The clouds were getting darker, the wind was picking up. Just like yesterday, it was probably going to rain. The crumpled paper between my nail-bitten fingers threatened to escape and my long hair blocked the ephemeral view of the finishing line. A tall grey building. A building that could possibly give me some closure, some kind of sense of purpose. A place for my dreams.

It’s easy to believe in a story about a teenage kid who runs away from their parents, but not the other way around. But my life had never been believable, so when my parents decided to walk away from the sixteen year-old me, no one believed in the truth. No one would ever believe, I already knew it. People often choose which truths to believe and which lies to condemn. So I lied. And no one condemned me, because that lie was an acceptable truth.

My feet made no sound as I crossed the paved road, heavy eyes crawling on the sidewalk and swinging from the streets lights to the building’s outline. There was no one outside. Not a single shadow in that small ghost town.

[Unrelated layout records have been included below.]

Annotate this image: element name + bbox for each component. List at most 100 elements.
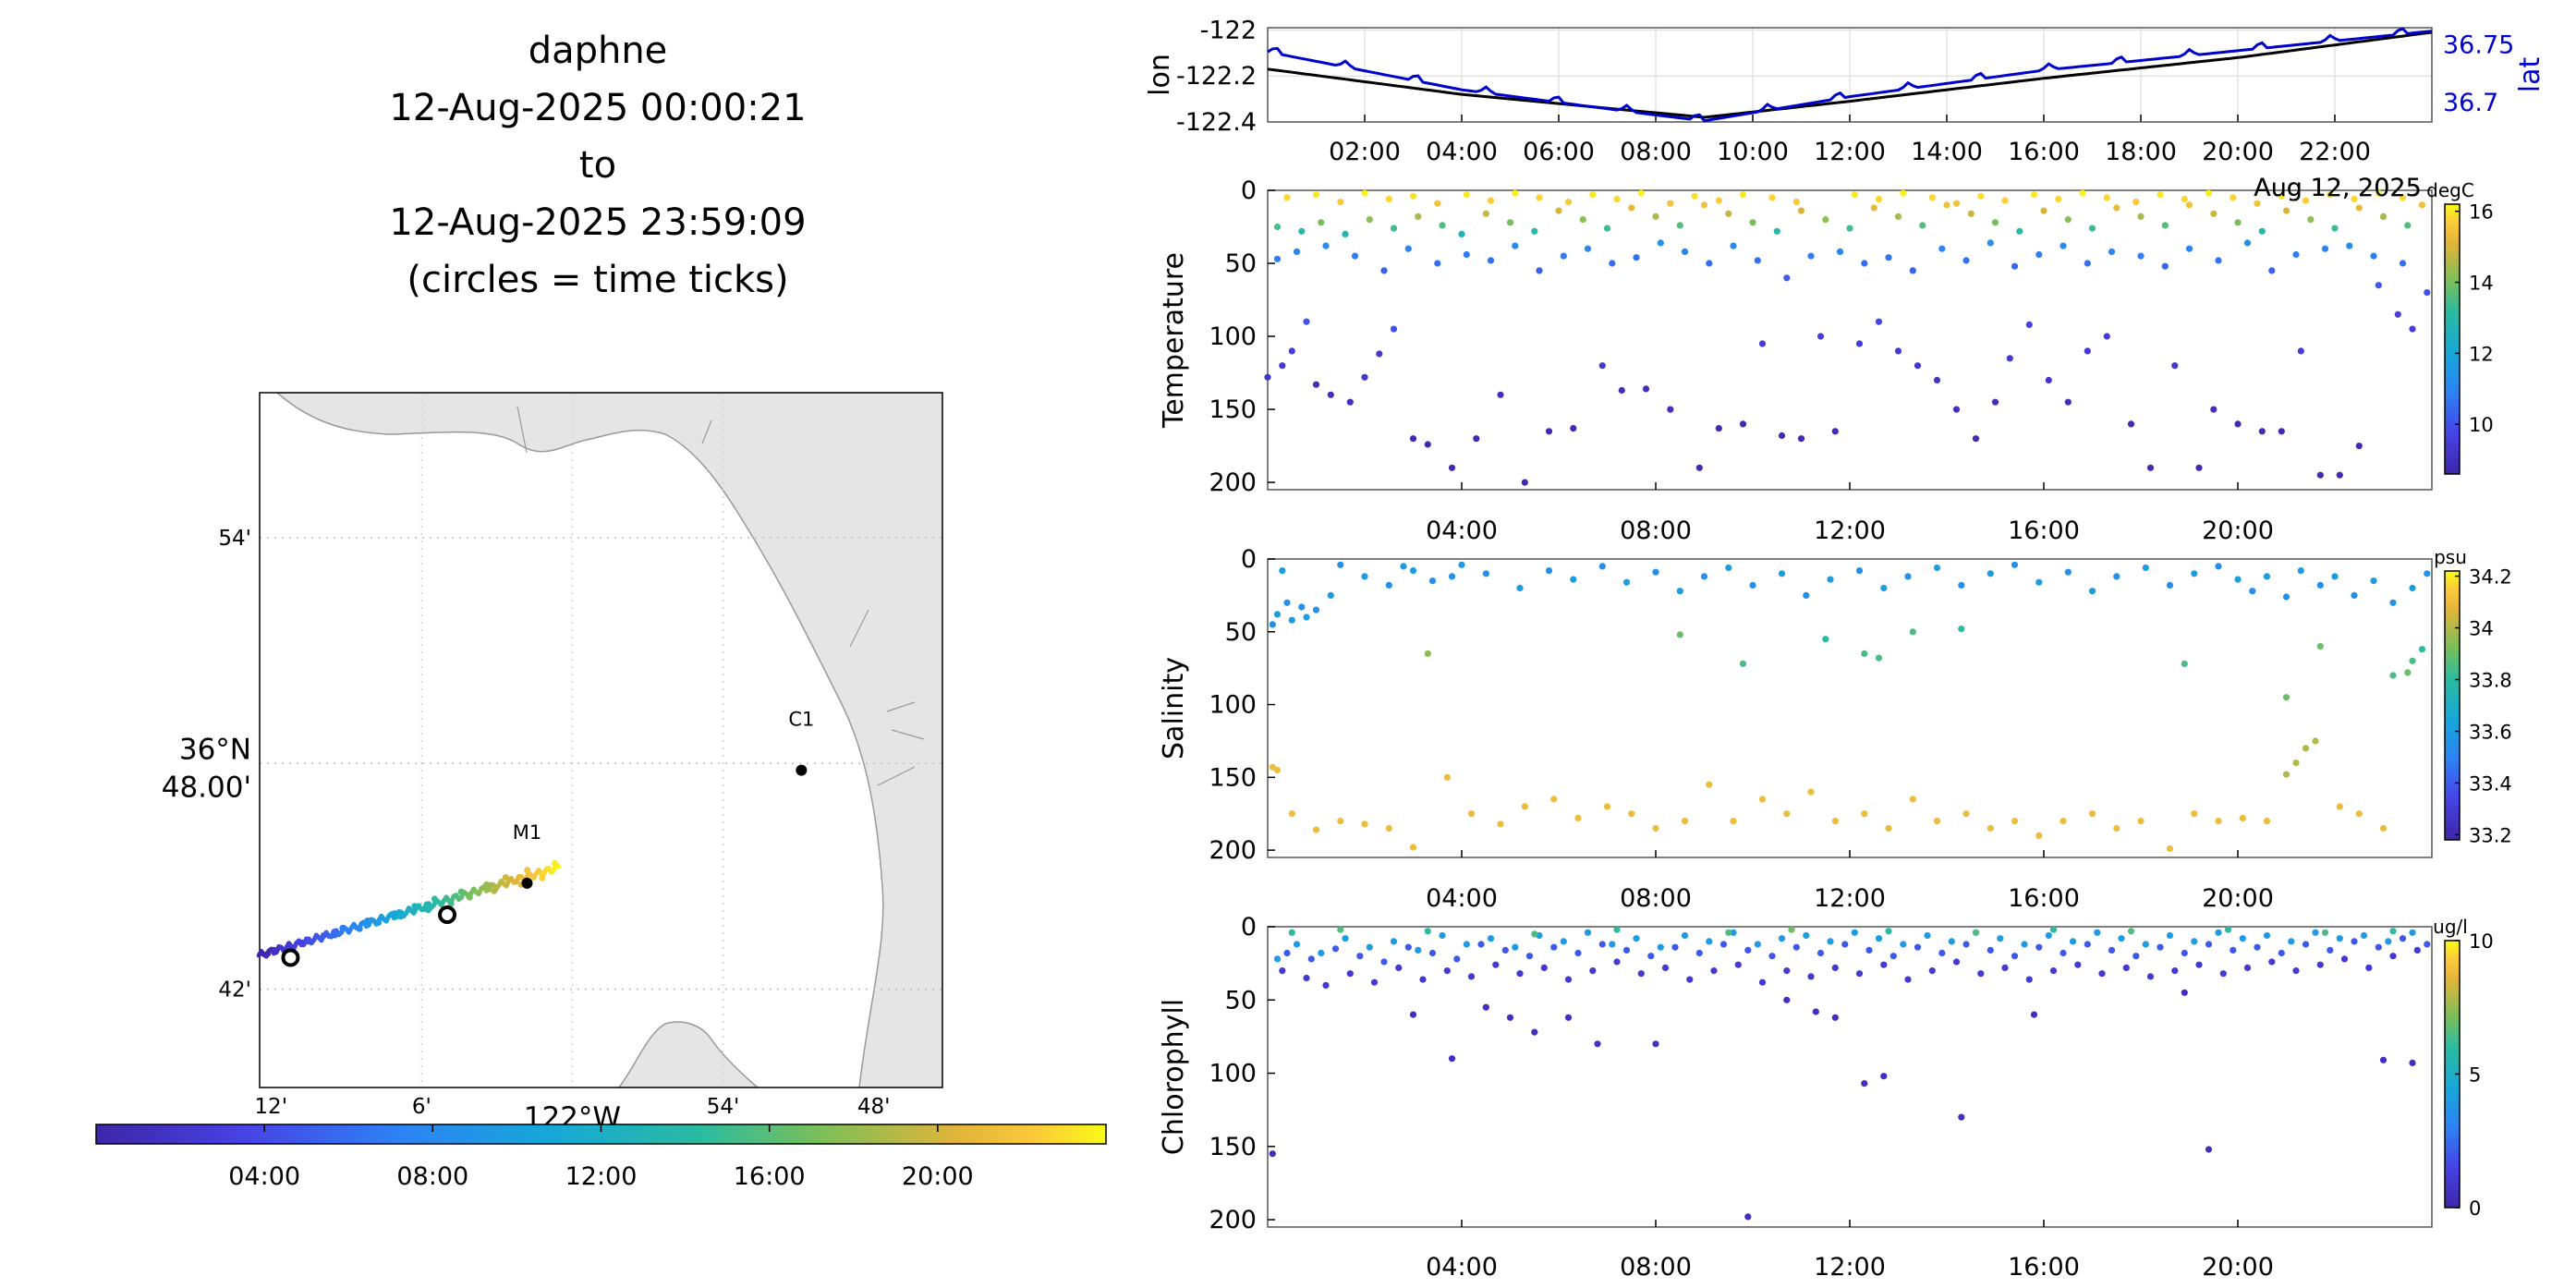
time-colorbar-ticks: 04:00 08:00 12:00 16:00 20:00 (228, 1124, 974, 1191)
data-point (1900, 189, 1907, 197)
data-point (1409, 435, 1417, 443)
data-point (2263, 573, 2271, 580)
data-point (1710, 967, 1718, 975)
colorbar-tick-label: 33.6 (2469, 721, 2512, 743)
data-point (1831, 1014, 1839, 1021)
data-point (2375, 282, 2382, 289)
data-point (1822, 216, 1829, 224)
data-point (2113, 204, 2120, 212)
track-point (397, 913, 405, 920)
data-point (2413, 946, 2421, 954)
data-point (2249, 588, 2256, 595)
data-point (2132, 953, 2140, 960)
data-point (1312, 606, 1320, 614)
y-axis-label: lon (1144, 54, 1176, 96)
data-point (2098, 970, 2106, 978)
data-point (1797, 207, 1805, 214)
x-tick-label: 12:00 (1814, 1253, 1886, 1282)
data-point (2379, 1056, 2388, 1063)
data-point (2171, 967, 2179, 975)
data-point (2035, 832, 2043, 840)
data-point (1676, 588, 1683, 595)
data-point (2171, 362, 2179, 370)
data-point (1279, 967, 1286, 975)
data-point (2327, 946, 2334, 954)
temperature-colorbar (2444, 203, 2461, 475)
x-tick-label: 12:00 (1814, 884, 1886, 913)
data-point (1613, 195, 1621, 203)
data-point (1415, 946, 1422, 954)
y-tick-label: -122.2 (1176, 62, 1257, 91)
data-point (1904, 573, 1912, 580)
data-point (2263, 931, 2271, 940)
data-point (1506, 219, 1514, 226)
data-point (1380, 267, 1388, 274)
data-point (1803, 931, 1810, 940)
data-point (1525, 953, 1534, 960)
data-point (2278, 428, 2285, 435)
data-point (1894, 213, 1902, 220)
axes-frame (1267, 558, 2433, 858)
data-point (2084, 260, 2091, 267)
y-tick-label: 100 (1209, 1060, 1257, 1088)
chlorophyll-panel: 04:00 08:00 12:00 16:00 20:00050100150200Chl… (1158, 913, 2494, 1282)
data-point (1603, 803, 1611, 810)
colorbar-tick-label: 12:00 (565, 1162, 638, 1191)
data-point (1482, 210, 1489, 217)
data-point (1453, 955, 1461, 963)
data-point (2331, 573, 2339, 580)
data-point (1652, 824, 1659, 832)
map-land-north (275, 393, 942, 1088)
y-tick-label: 200 (1209, 836, 1257, 865)
data-point (2161, 262, 2169, 270)
data-point (1773, 227, 1780, 235)
data-point (2327, 191, 2334, 199)
data-point (1652, 568, 1659, 576)
data-point (2263, 818, 2271, 825)
data-point (2254, 943, 2261, 951)
data-point (2006, 355, 2013, 362)
data-point (2379, 824, 2388, 832)
data-point (2069, 938, 2077, 945)
data-point (2307, 216, 2315, 224)
track-point (375, 918, 383, 926)
data-point (1706, 781, 1713, 788)
data-point (1273, 611, 1282, 618)
data-point (1428, 577, 1437, 585)
data-point (1564, 199, 1573, 206)
data-point (1972, 435, 1980, 443)
data-point (2389, 928, 2397, 935)
x-tick-label: 04:00 (1426, 516, 1498, 545)
data-point (1361, 573, 1368, 580)
data-point (1609, 941, 1616, 948)
data-point (2409, 657, 2416, 664)
data-point (2108, 248, 2116, 255)
data-point (2282, 593, 2290, 601)
map-lon-tick-label: 12' (254, 1095, 287, 1119)
data-point (1361, 189, 1368, 197)
data-point (1424, 650, 1431, 658)
data-point (1439, 931, 1446, 940)
data-point (2385, 938, 2392, 945)
data-point (2191, 570, 2198, 577)
data-point (2060, 242, 2067, 249)
data-point (1987, 946, 1994, 954)
data-point (1467, 810, 1476, 818)
title-to: to (578, 144, 617, 187)
data-point (1681, 818, 1689, 825)
data-point (1264, 373, 1271, 381)
map-lon-tick-label: 48' (857, 1095, 891, 1119)
data-point (1564, 1014, 1573, 1021)
data-point (2011, 262, 2019, 270)
data-point (1385, 581, 1392, 589)
track-point (331, 931, 338, 939)
data-point (2064, 216, 2072, 224)
colorbar-unit: psu (2434, 546, 2467, 568)
data-point (1933, 818, 1941, 825)
data-point (1807, 788, 1815, 796)
data-point (1536, 194, 1543, 201)
y-tick-label: 200 (1209, 468, 1257, 497)
data-point (1269, 621, 1276, 628)
data-point (2331, 225, 2339, 232)
data-point (2011, 561, 2019, 568)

“I’m here for an interview.” My voice was steady, unlike the beating of my heart. This was not my first job interview, but none of them had ever been as important as this one. In a way, my life depended on it.

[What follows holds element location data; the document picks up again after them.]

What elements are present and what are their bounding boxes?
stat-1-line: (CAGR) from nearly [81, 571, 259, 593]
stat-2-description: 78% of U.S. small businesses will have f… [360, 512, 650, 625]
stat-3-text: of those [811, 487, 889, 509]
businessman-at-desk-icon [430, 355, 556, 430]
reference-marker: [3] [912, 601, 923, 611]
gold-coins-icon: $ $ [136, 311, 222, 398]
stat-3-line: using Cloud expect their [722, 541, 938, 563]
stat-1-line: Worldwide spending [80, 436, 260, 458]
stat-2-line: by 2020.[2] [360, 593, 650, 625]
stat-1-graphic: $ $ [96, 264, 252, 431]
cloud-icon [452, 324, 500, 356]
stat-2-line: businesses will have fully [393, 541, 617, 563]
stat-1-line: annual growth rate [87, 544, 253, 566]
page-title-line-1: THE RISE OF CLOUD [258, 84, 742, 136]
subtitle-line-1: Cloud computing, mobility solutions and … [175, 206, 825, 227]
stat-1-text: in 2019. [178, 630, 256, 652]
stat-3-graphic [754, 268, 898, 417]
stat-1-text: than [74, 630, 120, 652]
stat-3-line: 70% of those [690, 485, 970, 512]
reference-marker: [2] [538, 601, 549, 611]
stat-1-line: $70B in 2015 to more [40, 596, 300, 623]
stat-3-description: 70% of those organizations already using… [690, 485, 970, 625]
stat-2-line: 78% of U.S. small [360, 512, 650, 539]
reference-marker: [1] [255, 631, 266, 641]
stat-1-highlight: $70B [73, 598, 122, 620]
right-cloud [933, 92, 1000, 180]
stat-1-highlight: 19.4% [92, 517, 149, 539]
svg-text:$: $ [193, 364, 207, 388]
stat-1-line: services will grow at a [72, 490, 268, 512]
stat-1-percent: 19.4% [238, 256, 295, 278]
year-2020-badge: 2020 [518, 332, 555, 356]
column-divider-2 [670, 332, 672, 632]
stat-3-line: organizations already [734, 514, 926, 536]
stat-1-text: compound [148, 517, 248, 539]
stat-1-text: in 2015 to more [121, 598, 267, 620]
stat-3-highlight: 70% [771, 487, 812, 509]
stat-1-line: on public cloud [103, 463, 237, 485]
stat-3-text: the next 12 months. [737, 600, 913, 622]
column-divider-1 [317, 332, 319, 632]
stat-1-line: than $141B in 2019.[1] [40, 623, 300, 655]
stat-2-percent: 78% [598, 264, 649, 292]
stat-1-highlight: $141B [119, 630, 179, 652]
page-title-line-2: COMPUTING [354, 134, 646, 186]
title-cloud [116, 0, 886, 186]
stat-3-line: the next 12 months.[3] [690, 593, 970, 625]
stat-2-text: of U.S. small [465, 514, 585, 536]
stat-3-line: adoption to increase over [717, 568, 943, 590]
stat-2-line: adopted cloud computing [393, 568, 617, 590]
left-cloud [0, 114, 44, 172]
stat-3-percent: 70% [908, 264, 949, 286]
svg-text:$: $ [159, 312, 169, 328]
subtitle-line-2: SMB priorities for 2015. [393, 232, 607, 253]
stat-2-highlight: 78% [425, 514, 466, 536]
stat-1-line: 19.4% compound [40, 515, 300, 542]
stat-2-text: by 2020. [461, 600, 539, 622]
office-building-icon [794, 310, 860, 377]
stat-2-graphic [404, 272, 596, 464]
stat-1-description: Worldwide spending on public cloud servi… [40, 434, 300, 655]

But let’s go back a few weeks.

The place: Another restroom of another all-night restaurant in just another city, California.

The main character: A skinny, young, white girl, born, and raised until the age of sixteen, in Ireland.

That girl was me, Iris Callaghan. Using my fingers as a comb, I did my best to tame my hair into a more beautiful mess that its current bedraggled state. My backpack was always at an arm’s reach away, it contained my whole life.

It was in that moment, when I glanced at it to make sure no one had stolen my life, like it had happened to my bike a few days ago, that I saw it. A classified ads page ripped off from a local newspaper.

Goose bumps rose on my arms. Shivers raced up and down the back of my neck. Whatever strange angel had left that page, it seemed to have brought it directly from the back of my subconscious mind. The idea expressed there matched my hope and fear precisely. I would never be a weirdo anymore.

I ripped the tiny ad and folded it neatly. In that job opportunity resided my fate.

You see, two years ago, on the first day of spring, I had arrived in Santa Cruz, California with $90 in my pockets, after spending all the money I had saved on the trip from Ireland to the United States of America.

People could wonder what I was running from, if I was running from something. Yes, I was, but from what was something I couldn’t understand quite yet.

Washing dishes at restaurants or working as a farm laborer in apple orchards had removed me from the state of gleefully homeless. In just a matter of months, I rented a tiny studio apartment in a basement beneath a garage adjoining an old woman’s house.

My enrollment at the University of California at Santa Cruz had helped, too. For a few sporadic quarters I was able to get government loans and grants in return for attending once-a-week poetry and creative writing classes. I was basically willing to do anything, within decency, for money. Monthly allotments of food stamps also aided the cause, but even then, I barely made my rent.

The moldy basement I called home had nothing but a temperamental space heater to warm my fingers. My wardrobe? Bought from warehouses which charged a reasonable price of one dollar per five pounds of recycled garments.

What did I have to lose? Nothing.

So, me and my rickety bike decided to leave. We left to wherever my dreams told me to, and suddenly what I feared the most was now my compass.

A compass that had led me to the restroom where my future was presented to me.

Are you lost? Someone had once asked me. No, I was no longer lost. That tiny job ad, although with a probably equally tiny paycheck, held the promise of something better. An escape.